Isaac pursues. “So you were skipping?”

I spin back around to face him, shocking him by my swiftness. “I wasn’t skipping,” I glower.

“Oh, right. Just leaving school without permission?” He lifts an eyebrow, his expression coy.

“I-I…well,” I stutter, feeling my tongue tangle inside of my mouth as I struggle to come up with an answer as the bell near us rings loudly, making us both jump.

“Time for class,” Isaac informs me but he doesn’t leave. He shifts from foot-to-foot, his eyes never leaving me. I turn away from him, hurrying to my locker. I hear him following but I don’t turn around as I open my locker. I feel his presence still standing there, his cologne sweet and tangy.

Closing my locker again, notebook for Baking in hand, I turn to face him. He smiles, and I feel my knees transform to liquid, making me wobble. He reaches out to hold my arm, his touch scorching my skin. I don’t pull away, marveling again at how warm his skin is against mine. He doesn’t pull away either, his fingers lingering on my elbow. “You’re so cold…” he murmurs, and I jolt, yanking away from him.

What am I doing? Letting this human boy toy with my emotions!

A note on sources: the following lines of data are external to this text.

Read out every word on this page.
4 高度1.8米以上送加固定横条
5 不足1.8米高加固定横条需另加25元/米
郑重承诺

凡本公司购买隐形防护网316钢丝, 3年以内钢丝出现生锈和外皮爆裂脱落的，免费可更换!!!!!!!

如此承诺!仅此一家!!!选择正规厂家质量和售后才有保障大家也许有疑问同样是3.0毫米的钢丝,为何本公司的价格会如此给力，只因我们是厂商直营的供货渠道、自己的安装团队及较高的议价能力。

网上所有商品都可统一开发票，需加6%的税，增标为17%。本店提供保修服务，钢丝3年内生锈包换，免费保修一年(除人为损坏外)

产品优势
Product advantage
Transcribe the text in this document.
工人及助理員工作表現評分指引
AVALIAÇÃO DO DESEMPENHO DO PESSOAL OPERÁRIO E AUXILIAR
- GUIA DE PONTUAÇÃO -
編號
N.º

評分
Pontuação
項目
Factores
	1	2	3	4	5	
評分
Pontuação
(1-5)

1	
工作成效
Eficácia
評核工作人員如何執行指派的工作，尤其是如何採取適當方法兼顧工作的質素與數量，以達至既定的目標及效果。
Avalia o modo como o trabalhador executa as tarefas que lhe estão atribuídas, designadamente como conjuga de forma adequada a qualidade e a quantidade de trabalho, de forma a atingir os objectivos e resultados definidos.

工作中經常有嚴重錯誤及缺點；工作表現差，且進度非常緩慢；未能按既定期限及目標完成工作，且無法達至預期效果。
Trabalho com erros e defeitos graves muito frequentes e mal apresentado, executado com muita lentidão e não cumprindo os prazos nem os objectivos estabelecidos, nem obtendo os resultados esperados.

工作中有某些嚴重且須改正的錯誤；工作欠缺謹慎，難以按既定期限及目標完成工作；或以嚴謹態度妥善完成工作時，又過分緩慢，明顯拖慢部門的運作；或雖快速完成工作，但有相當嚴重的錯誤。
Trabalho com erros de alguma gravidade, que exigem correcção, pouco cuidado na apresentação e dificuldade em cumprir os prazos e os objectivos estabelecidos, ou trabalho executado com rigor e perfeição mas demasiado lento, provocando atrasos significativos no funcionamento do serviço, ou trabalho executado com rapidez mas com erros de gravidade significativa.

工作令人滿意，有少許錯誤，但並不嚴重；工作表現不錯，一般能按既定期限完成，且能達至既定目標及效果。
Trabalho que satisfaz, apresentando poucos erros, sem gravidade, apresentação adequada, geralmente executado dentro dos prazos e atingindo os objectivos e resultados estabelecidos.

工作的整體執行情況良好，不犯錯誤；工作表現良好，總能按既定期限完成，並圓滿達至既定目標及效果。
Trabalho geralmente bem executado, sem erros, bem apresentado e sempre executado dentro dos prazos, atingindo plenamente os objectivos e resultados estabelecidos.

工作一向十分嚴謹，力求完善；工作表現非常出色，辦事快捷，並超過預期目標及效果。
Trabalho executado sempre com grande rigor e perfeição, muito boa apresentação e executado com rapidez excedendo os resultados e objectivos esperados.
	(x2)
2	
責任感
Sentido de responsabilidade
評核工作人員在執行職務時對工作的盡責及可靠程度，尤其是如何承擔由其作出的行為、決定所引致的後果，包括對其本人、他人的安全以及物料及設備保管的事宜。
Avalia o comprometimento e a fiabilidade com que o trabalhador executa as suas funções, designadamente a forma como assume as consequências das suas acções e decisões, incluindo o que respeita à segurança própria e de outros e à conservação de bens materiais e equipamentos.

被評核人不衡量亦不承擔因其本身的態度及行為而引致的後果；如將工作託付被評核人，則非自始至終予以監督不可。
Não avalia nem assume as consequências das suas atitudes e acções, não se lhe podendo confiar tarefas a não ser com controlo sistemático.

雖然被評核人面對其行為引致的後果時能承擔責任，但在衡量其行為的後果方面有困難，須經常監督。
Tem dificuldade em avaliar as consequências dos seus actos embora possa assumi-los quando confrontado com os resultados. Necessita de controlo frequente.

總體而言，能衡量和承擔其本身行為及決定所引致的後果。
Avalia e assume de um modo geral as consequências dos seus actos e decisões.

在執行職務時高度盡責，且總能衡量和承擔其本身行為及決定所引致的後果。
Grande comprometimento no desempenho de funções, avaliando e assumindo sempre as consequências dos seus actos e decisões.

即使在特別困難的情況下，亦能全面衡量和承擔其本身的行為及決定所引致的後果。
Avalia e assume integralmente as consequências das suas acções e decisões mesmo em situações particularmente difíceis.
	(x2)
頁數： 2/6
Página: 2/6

I swiftly stroll around him. I hear his footsteps behind me but I don’t let up until I escape into the classroom. I breathe a sigh of relief when I spot Carmen and the others but then my spirit drops when I see that they all are seated with their partners.

Mine soon enters slightly out of breath. I don’t bother looking to see for myself; his smell is enough for me. I mentally shake myself, sitting fluidly in my seat struggling for control. I can still feel his fingers on my arm, strong yet gentle. I can still feel his eyes on me, showering me under his vibrant sapphires.

I hear his stool creak as he sits. His hands place his notebook on the table. The pencil stays entwined with his fingers, spinning lazily around in a circle. The air leaves my lungs slowly as I exhale, scanning frantically around the room for another distraction besides the boy sitting dangerously close to me.

I feel the air disrupt as he leans towards me, his lips halting near my ear. “What’s wrong?” he asks, his voice lower than a whisper. His breath is fragrant, minty from the gum he chews, and I feel my limbs start to shake as a wave of human emotions washes over me.

I stare pointedly ahead where Mr. Anderson takes attendance. “Nothing’s wrong,” I snap. His back straightens, leaving me be.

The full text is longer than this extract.